Son passati 20 anni più o meno. Ultimi giorni di scuola, quelli delle interrogazioni finali,
spesso decisive per ottenere magari un voto alto per quelle piccole grandi
soddisfazioni di un giovane studente. Steso sul divano nella mia stanza, con in
lontananza una televisione accesa in salotto e mio padre a vedere quel “ciclismo”

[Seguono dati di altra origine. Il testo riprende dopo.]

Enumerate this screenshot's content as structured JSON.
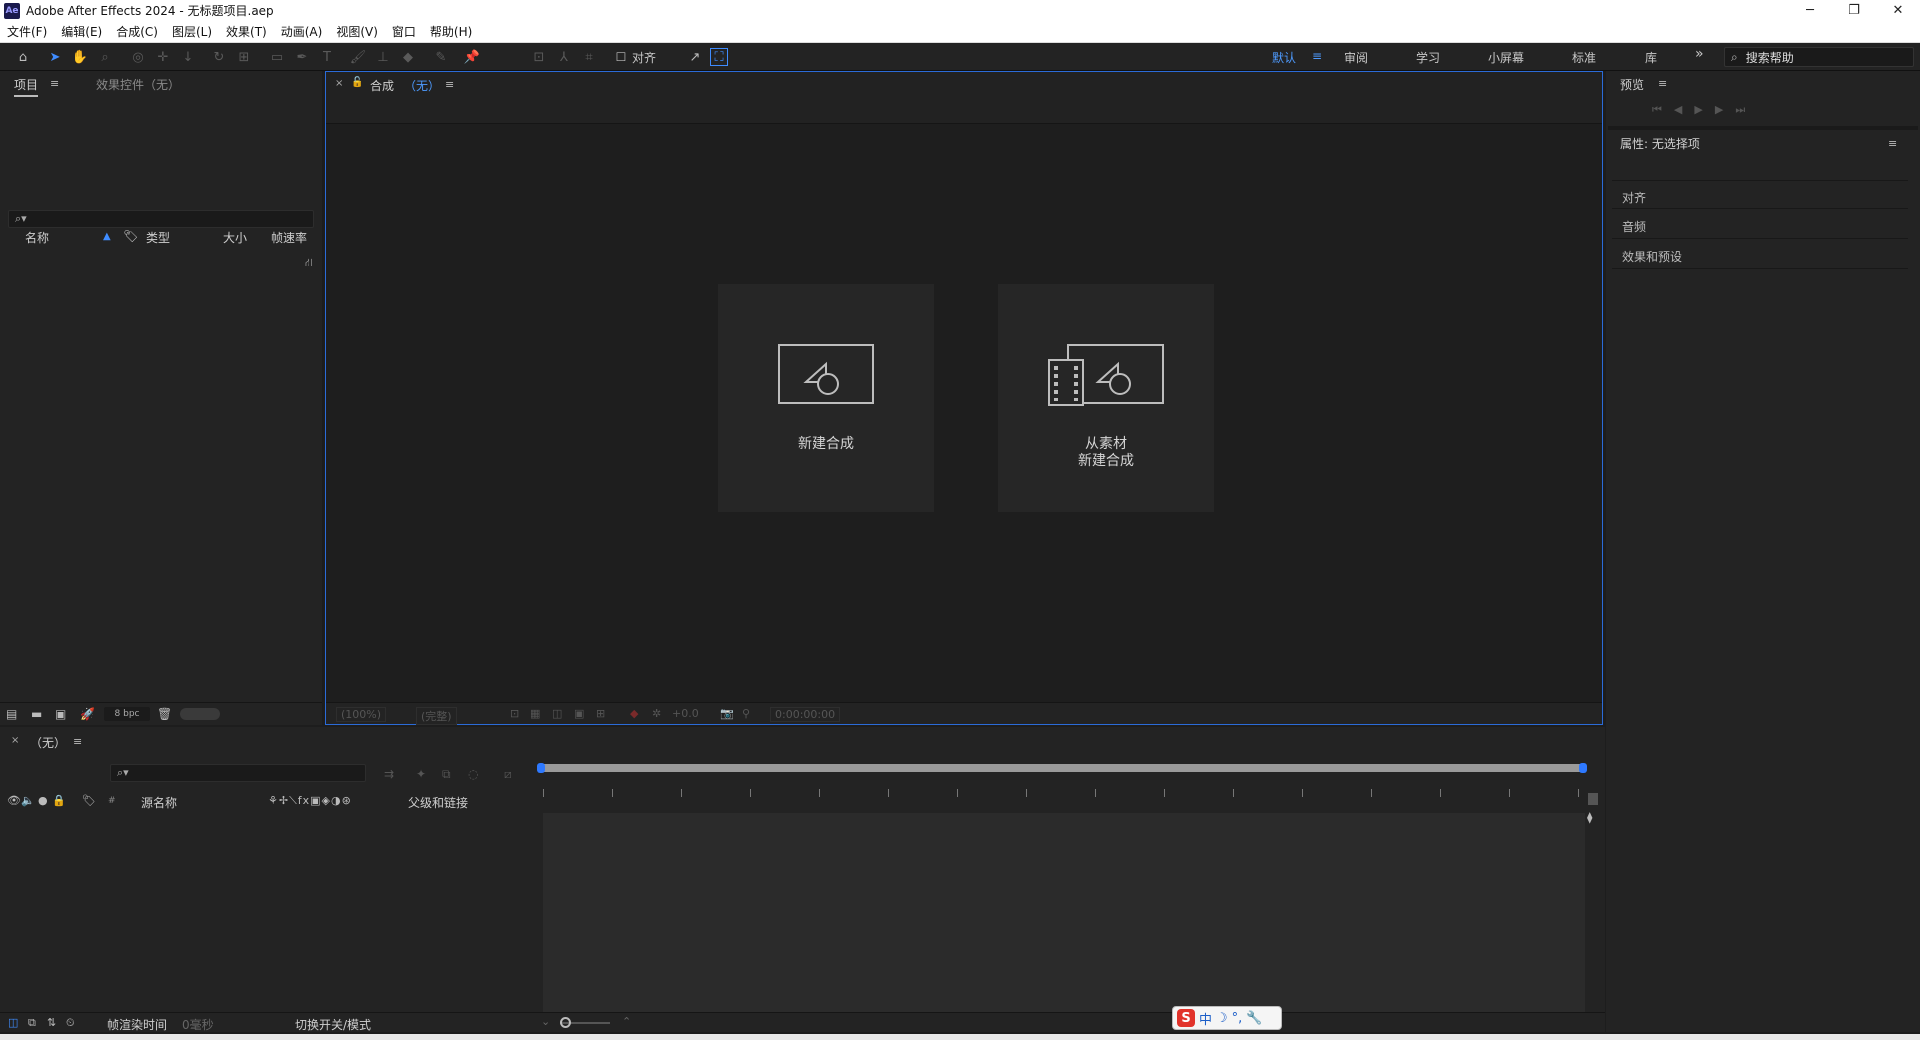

che ha sempre amato. Per me malato di calcio invece, uno sport normale che rispettavo
per la fatica degli atleti, ma che in fondo non mi aveva mai entusiasmato. In
sottofondo una telecronaca sobria, ma che negli ultimi giorni si era
improvvisamente “accesa”, perché c’era
lui, Il pirata. Come non innamorarsi di un personaggio così. Erano i giorni
delle “montagne” delle scalate e nei giorni precedenti l’Italia, il mondo e
il sottoscritto avevano conosciuto quel mingherlino che improvvisamente si
trasformava. La sua non era una sfida con gli inseguitori, ma con se stesso. Si
alzava sui pedali e sembrava dire: “Ora dimostro chi sono”. Quella grinta nel
volto, quell’espressione che da “tranquilla” diventava l’emblema della “fame” e della voglia di vincere, di combattere, di dimostrare che lui era più forte di
quella salita impressionante. Come non immedesimarsi, come non innamorarsi. E
così quel libro tra le mie mani diventava qualcosa di secondario con quella
domanda che diventava sempre più frequente: “Pà a che punto stanno?? E’ iniziata la salita?”.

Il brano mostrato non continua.